I am trying to figure out what is the idiomatic way to operate on collections in Clojure. I am particularly confused by the behaviour of functions such as map.

In Scala, a great care is taken in making so that map will always return a collection of the same type of the original collection, as long as this makes sense:

List(1, 2, 3) map (2 *) == List(2, 4, 6)
Set(1, 2, 3) map (2 *) == Set(2, 4, 6)
Vector(1, 2, 3) map (2 *) == Vector(2, 4, 6)

Instead, in Clojure, as far as I understand, most operations such as map or filter are lazy, even when invoked on eager data-structures. This has the weird result of making

(map #(* 2 %) [1 2 3])

a lazy-list instead of a vector.

While I prefer, in general, lazy operations, I find the above confusing. In fact, vectors guarantee certain performance characteristics that lists do not.
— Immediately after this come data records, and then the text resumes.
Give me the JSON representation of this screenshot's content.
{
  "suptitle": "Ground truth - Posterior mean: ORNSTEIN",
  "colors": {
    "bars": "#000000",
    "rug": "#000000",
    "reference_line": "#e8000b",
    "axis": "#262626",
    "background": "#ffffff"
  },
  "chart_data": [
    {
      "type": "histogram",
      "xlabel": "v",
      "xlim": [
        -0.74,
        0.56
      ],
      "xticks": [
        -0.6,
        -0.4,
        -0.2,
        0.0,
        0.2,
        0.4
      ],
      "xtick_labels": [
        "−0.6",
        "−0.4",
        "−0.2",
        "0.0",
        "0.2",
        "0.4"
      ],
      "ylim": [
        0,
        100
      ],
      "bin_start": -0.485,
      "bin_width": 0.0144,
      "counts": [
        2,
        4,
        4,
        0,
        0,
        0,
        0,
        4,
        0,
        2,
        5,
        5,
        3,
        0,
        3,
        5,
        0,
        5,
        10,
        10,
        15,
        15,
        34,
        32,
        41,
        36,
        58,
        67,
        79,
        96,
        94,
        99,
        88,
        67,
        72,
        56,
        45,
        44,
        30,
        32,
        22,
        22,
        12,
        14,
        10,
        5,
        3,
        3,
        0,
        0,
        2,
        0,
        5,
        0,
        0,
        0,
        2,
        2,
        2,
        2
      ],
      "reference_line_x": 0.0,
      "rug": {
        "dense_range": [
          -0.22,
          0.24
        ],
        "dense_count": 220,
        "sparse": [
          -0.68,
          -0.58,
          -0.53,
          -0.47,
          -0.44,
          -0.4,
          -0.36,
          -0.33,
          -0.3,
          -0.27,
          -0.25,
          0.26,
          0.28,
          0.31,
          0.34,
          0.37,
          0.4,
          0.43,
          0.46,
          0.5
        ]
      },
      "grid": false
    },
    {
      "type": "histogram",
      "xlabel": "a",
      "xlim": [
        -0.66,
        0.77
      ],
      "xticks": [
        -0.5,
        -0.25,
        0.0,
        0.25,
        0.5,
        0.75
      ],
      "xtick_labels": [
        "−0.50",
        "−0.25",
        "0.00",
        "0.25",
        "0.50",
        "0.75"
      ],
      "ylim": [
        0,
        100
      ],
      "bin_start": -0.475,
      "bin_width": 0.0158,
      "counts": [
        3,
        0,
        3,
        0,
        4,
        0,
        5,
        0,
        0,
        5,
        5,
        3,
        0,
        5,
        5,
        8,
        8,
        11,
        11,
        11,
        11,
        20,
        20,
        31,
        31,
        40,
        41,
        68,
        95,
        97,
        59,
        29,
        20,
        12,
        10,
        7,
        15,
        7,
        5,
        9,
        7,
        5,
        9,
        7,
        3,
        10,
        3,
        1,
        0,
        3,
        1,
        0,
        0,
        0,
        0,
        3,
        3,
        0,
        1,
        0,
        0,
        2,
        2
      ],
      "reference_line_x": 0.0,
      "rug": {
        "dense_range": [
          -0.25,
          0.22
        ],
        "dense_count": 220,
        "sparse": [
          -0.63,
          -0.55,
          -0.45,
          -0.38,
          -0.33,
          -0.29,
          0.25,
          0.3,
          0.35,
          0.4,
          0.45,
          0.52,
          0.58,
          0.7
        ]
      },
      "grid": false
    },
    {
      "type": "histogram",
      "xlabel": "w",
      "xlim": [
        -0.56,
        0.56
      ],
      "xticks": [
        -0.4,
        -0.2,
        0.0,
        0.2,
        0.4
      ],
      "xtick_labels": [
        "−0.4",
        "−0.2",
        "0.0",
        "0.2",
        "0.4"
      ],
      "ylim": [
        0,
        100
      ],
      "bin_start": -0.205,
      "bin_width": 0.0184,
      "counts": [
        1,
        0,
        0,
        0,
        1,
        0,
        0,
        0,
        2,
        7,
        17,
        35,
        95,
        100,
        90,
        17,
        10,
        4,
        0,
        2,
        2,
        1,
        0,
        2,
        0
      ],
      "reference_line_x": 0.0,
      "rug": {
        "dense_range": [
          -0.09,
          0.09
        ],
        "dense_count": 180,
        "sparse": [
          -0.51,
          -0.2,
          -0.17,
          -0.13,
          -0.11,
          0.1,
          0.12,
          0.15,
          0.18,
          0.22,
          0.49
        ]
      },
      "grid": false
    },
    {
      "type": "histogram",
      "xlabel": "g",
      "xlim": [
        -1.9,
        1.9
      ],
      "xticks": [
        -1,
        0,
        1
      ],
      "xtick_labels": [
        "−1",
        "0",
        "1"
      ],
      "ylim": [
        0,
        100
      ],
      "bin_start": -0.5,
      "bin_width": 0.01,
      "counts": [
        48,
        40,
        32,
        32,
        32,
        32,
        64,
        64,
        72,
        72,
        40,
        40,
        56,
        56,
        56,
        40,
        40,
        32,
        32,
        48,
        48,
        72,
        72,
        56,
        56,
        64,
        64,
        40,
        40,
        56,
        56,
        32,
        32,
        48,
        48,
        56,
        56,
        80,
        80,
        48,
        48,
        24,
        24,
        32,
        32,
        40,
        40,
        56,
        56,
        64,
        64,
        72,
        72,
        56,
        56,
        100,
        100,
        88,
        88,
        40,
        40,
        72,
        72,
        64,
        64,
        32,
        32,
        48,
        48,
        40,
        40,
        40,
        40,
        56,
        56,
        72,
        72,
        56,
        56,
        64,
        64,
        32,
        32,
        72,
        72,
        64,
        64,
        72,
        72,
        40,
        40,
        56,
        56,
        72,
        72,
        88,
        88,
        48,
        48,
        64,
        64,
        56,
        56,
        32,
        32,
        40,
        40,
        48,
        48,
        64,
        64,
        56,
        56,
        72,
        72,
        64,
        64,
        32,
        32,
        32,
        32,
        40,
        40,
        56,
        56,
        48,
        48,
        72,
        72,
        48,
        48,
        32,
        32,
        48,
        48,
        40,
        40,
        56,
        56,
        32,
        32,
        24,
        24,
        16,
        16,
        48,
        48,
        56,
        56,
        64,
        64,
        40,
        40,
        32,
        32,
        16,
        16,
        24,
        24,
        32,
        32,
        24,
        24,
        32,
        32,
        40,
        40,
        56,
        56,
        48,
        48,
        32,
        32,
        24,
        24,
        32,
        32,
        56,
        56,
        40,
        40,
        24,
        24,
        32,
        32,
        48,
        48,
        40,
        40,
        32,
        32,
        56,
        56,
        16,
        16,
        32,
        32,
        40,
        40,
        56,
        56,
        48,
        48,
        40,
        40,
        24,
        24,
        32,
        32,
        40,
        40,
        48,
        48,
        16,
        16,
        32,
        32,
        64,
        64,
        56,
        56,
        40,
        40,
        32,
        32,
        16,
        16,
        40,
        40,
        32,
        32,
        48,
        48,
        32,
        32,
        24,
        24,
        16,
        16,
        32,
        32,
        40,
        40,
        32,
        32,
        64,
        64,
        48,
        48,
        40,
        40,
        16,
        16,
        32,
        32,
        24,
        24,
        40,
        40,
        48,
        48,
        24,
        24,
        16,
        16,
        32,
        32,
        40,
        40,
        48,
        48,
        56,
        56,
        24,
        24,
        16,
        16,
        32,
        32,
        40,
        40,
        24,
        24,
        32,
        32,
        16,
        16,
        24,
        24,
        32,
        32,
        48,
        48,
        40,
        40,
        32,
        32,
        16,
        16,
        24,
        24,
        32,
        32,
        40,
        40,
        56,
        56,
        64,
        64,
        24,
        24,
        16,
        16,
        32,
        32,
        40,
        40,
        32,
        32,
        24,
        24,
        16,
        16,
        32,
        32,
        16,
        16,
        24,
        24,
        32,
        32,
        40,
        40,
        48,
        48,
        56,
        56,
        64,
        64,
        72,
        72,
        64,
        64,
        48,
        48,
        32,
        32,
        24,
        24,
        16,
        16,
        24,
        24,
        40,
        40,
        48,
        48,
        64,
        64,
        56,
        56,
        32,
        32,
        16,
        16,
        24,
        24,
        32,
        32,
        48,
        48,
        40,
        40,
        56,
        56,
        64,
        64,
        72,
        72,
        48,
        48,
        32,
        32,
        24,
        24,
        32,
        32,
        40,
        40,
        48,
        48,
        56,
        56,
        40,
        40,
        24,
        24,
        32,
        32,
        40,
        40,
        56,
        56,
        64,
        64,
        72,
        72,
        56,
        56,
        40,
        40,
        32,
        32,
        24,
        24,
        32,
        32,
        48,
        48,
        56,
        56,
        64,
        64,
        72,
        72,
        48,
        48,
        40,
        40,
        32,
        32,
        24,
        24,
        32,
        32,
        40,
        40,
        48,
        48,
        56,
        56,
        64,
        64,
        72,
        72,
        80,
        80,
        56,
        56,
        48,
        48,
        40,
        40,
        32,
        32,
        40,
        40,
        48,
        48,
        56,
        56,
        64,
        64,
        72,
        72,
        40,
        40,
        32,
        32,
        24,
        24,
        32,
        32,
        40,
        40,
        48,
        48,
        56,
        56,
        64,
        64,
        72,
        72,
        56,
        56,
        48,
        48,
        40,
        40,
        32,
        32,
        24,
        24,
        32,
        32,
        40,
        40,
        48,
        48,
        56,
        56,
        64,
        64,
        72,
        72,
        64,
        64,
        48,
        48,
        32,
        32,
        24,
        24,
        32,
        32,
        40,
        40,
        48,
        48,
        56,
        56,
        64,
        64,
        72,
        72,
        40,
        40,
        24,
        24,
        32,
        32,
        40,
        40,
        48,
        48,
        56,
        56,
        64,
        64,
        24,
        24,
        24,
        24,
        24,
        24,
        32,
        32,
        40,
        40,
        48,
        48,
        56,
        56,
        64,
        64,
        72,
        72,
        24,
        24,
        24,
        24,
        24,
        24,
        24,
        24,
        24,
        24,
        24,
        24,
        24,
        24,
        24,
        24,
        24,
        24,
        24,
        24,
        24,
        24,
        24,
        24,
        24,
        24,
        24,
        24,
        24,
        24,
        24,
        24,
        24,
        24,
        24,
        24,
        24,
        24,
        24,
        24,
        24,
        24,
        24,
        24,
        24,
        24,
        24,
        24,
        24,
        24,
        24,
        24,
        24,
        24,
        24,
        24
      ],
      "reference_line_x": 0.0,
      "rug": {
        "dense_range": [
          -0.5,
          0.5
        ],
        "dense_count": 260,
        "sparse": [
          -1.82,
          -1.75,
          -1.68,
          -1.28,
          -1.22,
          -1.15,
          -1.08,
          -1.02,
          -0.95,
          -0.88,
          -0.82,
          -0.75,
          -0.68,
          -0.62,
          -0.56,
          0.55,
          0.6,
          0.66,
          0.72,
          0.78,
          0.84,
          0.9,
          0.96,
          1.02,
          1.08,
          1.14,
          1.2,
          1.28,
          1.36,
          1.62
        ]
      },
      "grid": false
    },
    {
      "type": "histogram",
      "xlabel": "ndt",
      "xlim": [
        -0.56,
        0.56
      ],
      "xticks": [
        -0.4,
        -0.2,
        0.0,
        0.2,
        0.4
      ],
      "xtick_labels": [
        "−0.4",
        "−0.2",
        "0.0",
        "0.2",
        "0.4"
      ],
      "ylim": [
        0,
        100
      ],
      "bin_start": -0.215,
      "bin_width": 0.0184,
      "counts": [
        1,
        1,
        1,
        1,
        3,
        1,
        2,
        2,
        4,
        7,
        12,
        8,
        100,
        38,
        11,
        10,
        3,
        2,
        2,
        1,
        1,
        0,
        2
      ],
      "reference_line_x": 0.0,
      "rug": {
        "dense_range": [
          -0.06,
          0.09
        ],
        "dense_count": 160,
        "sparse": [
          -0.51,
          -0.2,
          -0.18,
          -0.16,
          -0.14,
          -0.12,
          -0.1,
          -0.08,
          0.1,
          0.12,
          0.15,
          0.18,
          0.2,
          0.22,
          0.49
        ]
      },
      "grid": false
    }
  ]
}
Say I use the result from above and append on its end. If I understand correctly, the result is not evaluated until I try to append on it, then it is evaluated and I get a list instead of a vector; so I have to traverse it to append on the end. Of course I could turn it into a vector afterwards, but this gets messy and can be overlooked.

If I understand correctly, map is polymorphic and it would not be a problem to implement is so that it returns a vector on vectors, a list on lists, a stream on streams (this time with lazy semantics) and so on. I think I am missing something about the basic design of Clojure and its idioms.

What is the reason basic operations on clojure data structures do not preverse the structure?

1
Look at the source code for map. Map doesn't care about the type of the collection. You could build a macro on top of map that remembered the type of the collection, and converted the collection to that type at the end. github.com/clojure/clojure/blob/master/src/clj/clojure/core/…Diego Basch
Take a look at clojure.algo.generic.functor/fmap in github.com/clojure/algo.generic for a map implementation that preserves the input type.Alex

1 Answers

7
votes

In Clojure many functions are based on the Seq abstraction. The benefit of this approach is that you don't have to write a function for every different collection type - as long as your collection can be viewed as a sequence (things with a head and possibly a tail), you can use it with all of the seq functions. Functions that take seqs and output seqs are much more composable and thus re-usable than functions that limit their use to a certain collection type. When writing your own function on seq you don't need to handle special cases like: if the user gives me a vector, I have to return a vector, etc. Your function will fit in just as good inside the seq pipeline as any other seq function.

The reason that map returns a lazy seq is a design choice. In Clojure lazyness is the default for many of these functional constructions. If you want to have other behavior, like parallelism without intermediate collections, take a look at the reducers library: http://clojure.com/blog/2012/05/08/reducers-a-library-and-model-for-collection-processing.html

As far as performance goes, map always has to apply a function n times on a collection, from the first to the last element, so its performance will always be O(n) or worse. In this case vector or list makes no difference. The possible benefit that laziness would give you is when you would only consume the first part of the list. If you must append something to the end of map's output, a vector is indeed more efficient. You can use mapv (added in Clojure 1.4) in this case: it takes in a collection and will output a vector. I would say, only worry about these performance optimizations if you have a very good reason for it. Most of the time it's not worth it.

Read more about the seq abstraction here: http://clojure.org/sequences

Another vector-returning higher order function that was added in Clojure 1.4 is filterv.